01/11/2025
Apakah Program Pangan Nasional (PSN) di Papua Bentuk Imperialisme Modern?
Oleh: MedKamp
Pemerintah pusat kini gencar menjalankan Program Strategis Nasional (PSN) di bidang pangan di berbagai wilayah Papua. Proyek ini diklaim sebagai langkah untuk memperkuat ketahanan pangan nasional dan pemerataan pembangunan. Namun di balik semangat tersebut, muncul pertanyaan mendasar: apakah PSN pangan di Papua benar-benar untuk kesejahteraan rakyat, atau justru menjadi bentuk imperialisme modern yang terselubung?
Secara historis, imperialisme tidak selalu hadir dalam bentuk penjajahan bersenjata.
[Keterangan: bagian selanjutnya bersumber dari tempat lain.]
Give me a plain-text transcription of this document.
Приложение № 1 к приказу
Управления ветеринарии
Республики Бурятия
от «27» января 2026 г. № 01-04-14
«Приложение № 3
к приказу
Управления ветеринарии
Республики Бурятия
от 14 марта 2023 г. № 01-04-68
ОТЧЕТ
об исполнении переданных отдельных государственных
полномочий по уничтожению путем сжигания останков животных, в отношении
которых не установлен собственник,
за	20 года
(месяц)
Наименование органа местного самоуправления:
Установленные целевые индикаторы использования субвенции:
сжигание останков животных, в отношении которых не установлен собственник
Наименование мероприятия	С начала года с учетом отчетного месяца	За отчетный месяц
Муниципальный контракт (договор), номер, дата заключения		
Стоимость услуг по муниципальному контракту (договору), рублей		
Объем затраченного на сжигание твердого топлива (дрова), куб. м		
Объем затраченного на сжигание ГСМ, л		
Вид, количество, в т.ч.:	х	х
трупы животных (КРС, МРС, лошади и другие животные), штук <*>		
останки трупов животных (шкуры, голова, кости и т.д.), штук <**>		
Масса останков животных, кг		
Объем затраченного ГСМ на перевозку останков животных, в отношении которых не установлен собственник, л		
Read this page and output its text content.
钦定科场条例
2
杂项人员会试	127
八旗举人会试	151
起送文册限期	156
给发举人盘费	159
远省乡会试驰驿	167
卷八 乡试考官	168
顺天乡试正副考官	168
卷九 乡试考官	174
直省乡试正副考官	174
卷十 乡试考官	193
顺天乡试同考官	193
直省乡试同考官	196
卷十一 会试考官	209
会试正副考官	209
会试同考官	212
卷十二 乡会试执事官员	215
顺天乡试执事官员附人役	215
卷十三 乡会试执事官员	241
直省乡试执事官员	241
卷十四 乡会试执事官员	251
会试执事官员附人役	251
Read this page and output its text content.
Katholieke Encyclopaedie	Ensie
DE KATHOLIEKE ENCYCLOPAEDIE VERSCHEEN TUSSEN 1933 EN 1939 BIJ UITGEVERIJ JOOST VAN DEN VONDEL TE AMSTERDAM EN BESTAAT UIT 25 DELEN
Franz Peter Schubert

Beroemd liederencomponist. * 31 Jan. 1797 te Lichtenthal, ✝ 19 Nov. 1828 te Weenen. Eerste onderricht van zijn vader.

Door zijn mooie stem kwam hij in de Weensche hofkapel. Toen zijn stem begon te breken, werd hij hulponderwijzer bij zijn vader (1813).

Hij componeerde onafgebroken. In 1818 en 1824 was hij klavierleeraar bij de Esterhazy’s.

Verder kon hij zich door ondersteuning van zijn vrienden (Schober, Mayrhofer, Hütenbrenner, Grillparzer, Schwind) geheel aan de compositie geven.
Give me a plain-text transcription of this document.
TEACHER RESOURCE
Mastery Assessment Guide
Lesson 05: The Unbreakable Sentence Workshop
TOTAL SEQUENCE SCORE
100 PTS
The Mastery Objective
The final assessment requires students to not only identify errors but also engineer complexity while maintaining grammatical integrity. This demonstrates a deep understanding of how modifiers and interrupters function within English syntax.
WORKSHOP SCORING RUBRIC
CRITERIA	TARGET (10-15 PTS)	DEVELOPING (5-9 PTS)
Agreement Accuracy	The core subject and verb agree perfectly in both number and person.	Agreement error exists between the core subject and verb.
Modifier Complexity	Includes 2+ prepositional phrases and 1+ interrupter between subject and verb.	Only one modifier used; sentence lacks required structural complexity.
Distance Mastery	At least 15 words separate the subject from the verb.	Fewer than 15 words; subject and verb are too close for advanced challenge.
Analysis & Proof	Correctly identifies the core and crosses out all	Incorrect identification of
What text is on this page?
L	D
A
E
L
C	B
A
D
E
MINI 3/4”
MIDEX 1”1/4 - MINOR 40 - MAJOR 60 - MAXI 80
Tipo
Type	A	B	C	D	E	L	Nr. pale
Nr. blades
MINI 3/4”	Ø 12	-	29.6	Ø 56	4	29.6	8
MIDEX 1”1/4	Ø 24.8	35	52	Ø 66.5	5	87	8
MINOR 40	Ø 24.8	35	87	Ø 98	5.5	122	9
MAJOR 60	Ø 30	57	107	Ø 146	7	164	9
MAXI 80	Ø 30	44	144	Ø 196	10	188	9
Dalam konteks modern, imperialisme dapat muncul melalui penguasaan ekonomi, kebijakan, dan budaya oleh kekuatan yang lebih dominan terhadap wilayah yang dianggap “tertinggal”. Jika kita cermati, pola PSN pangan di Papua kerap memperlihatkan ciri-ciri semacam itu.
Pemerintah pusat sering membawa narasi besar pembangunan membuka lahan sawah, memperluas produksi padi, dan mengganti sistem pangan lokal dengan sistem nasional berbasis beras. Padahal, Papua memiliki tradisi pangan yang sangat kuat dan beragam: sagu, ubi, keladi, dan pisang merupakan sumber pangan utama yang menyatu dengan budaya dan ekologi masyarakat adat.
Ketika proyek PSN datang dengan misi menanam padi di tanah adat, tanpa konsultasi yang mendalam dengan masyarakat lokal, maka yang terjadi bukan sekadar pembangunan, melainkan penggantian sistem pangan tradisional dengan sistem asing. Inilah yang disebut banyak ahli sebagai imperialisme pangan, proses di mana sistem pangan luar menggantikan kearifan lokal dengan alasan efisiensi dan produktivitas.
Selain itu, banyak proyek pangan di Papua melibatkan investor besar dan perusahaan dari luar daerah, sementara masyarakat lokal hanya dilibatkan sebagai pekerja lapangan. Hasil produksi dan keuntungan sering kali tidak berpihak pada pemilik tanah adat. Kondisi ini menunjukkan penguasaan ekonomi dari luar, sebuah ciri khas imperialisme modern yang menempatkan masyarakat setempat sebagai objek, bukan subjek pembangunan.
Dari sisi sosial, muncul p**a imperialisme budaya ketika nilai, cara hidup, dan sistem pertanian masyarakat adat dianggap tidak modern. Padahal, sistem pangan tradisional Papua terbukti berkelanjutan dan selaras dengan lingkungan. Mengganti sagu dan petatas dengan padi bukan hanya soal makanan, tetapi juga soal identitas dan martabat budaya.
Namun, tidak semua PSN pangan harus dipandang negatif. Jika dilaksanakan dengan pendekatan partisipatif dan menghormati hak masyarakat adat, program ini bisa menjadi jembatan menuju kedaulatan pangan sejati di Papua. Pembangunan yang adil tidak boleh hanya diukur dari seberapa luas lahan sawah yang dibuka, tetapi dari seberapa besar masyarakat adat berdaulat atas tanah dan pangannya sendiri.
Karena itu, PSN pangan akan menjadi pembangunan yang membebaskan, jika ia menempatkan masyarakat Papua sebagai pemilik arah pembangunan. Tetapi jika hanya menguntungkan pihak luar, maka ia tak ubahnya imperialisme modern yang dibungkus dengan jargon pembangunan.